The deformation imposed in an indentation test leads to a distribution of stresses and strains at material points within the sample. Depending on heterogeneity in the sample, the distributions that arise may vary significantly, even for two indentations with similar load–displacement curves. This point is illustrated in Fig. 16. Considering the two microstructures simulated, the relative difference in the load, \(P\), effective stress, \({\sigma }_{vm}\), and effective strain, \({\varepsilon }_{vm}\), as a function of the indentation displacement, \({\delta }_{{\text{ind}}}\), is shown in Fig. 12a–c, respectively. Although the load shows relatively small variation, the strain and the stress histories are quite different, especially during the beginning of the indentation. The analysis of an indentation load–displacement curve to determine stress and strain would not detect this significant effect of heterogeneity unless a continuous stiffness measurement is used. Profilometry-based methods, in which an indentation profile is measured and used to determine a stress strain curve, may provide more sensitivity to heterogeneous mechanical response.

Fig. 16
figure 16

The relative difference in the load, \(P\), effective stress, \({\sigma }_{vm}\), and effective strain, \({\varepsilon }_{vm}\), as a function of the indentation displacement, \(\delta \). MS1 is the reference for the comparison

Future Work and Summary

PRISMS-Indentation was presented as a newly developed module for crystal plasticity and macroscale plasticity finite element simulations with frictionless contact boundary conditions. The primal–dual active set method and a customized convergence loop enable robust convergence in indentation simulations with indentation depth to radius ratios of up to 0.3. The tool supports unstructured meshes with the ability to reduce degrees of freedom to less than 7% of a full mesh without loss of stability. The capability this tool provides will be instrumental to the analysis of indentation testing and the effects of highly heterogeneous microstructures on the interoperability of indentation test and tensile test data.

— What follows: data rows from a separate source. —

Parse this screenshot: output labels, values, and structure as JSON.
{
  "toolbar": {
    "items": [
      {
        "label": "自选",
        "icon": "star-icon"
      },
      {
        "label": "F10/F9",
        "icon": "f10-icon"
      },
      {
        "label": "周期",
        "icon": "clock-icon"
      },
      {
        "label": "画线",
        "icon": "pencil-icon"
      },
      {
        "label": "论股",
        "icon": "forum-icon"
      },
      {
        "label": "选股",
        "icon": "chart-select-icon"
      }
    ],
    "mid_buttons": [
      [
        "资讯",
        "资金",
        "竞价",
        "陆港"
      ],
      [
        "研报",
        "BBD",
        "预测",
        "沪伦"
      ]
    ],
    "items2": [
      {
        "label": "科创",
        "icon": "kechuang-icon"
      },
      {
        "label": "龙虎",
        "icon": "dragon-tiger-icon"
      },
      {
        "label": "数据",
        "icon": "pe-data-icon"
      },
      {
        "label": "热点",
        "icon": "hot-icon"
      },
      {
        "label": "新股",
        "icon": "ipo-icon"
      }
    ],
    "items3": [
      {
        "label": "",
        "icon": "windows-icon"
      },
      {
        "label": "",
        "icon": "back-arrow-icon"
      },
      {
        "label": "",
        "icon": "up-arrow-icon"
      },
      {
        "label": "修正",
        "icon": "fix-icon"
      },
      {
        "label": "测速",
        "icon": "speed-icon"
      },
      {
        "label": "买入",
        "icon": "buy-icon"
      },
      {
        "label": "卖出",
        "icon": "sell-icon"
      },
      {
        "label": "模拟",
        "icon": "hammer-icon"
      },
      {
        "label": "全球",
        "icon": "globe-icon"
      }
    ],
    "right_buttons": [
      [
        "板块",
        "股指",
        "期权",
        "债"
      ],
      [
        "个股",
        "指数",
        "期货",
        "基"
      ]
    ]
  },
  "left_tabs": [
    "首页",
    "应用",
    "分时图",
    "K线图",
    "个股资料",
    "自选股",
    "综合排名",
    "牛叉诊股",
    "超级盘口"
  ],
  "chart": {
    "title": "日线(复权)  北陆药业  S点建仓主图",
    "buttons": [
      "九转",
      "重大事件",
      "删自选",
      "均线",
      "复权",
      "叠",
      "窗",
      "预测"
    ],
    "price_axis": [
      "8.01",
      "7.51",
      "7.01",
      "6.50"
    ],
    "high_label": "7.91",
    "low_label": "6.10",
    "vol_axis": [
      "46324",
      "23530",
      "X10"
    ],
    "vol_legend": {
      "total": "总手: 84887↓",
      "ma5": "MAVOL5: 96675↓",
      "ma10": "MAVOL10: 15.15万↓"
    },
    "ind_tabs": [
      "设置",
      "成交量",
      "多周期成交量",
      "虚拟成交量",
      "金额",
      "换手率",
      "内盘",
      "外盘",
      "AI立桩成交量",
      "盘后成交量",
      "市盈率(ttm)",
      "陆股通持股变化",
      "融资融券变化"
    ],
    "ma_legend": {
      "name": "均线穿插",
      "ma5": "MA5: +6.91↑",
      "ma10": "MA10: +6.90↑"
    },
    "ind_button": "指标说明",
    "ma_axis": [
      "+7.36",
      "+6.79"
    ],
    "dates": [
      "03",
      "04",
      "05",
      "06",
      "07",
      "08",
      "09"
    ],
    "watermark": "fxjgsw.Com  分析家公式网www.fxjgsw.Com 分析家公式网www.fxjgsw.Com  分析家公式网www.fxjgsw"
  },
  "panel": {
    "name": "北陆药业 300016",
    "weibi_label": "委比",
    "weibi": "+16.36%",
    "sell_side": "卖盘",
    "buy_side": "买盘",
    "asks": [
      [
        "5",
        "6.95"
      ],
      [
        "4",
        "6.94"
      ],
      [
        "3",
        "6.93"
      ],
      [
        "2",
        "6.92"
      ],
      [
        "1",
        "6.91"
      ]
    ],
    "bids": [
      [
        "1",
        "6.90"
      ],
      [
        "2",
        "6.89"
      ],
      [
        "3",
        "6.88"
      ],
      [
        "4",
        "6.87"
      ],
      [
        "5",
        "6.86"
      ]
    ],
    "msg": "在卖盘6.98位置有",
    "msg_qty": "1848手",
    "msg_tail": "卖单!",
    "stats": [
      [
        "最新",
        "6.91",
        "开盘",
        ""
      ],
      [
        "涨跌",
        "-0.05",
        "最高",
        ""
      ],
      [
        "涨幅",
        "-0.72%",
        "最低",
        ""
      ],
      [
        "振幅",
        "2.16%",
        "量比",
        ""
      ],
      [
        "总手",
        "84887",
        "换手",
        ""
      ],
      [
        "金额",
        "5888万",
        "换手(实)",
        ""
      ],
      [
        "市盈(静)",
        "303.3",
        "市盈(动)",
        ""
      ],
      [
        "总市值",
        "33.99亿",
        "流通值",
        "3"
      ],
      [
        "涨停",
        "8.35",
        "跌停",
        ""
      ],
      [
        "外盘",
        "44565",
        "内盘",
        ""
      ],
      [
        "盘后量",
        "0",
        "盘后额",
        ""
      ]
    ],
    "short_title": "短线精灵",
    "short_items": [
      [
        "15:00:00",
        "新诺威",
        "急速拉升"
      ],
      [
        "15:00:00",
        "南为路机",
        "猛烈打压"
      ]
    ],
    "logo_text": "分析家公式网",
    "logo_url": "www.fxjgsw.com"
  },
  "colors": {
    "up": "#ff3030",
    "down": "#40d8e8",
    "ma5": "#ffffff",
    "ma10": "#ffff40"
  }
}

Finally, the PRISMS-Indentation module will be integrated with the Materials Commons; it is anticipated that a broad community of practice will develop for application of this framework to a wide range of scientific studies on indentation testing of structural materials, especially regarding additively and advanced manufactured metals. Ongoing development and future contributions will be accessible in the open-source PRISMS-Indentation github repository as updates are completed. Among other planned expansions, a graphical user interface (GUI) is under development to simplify use of PRISMS-Indentation for educational purposes.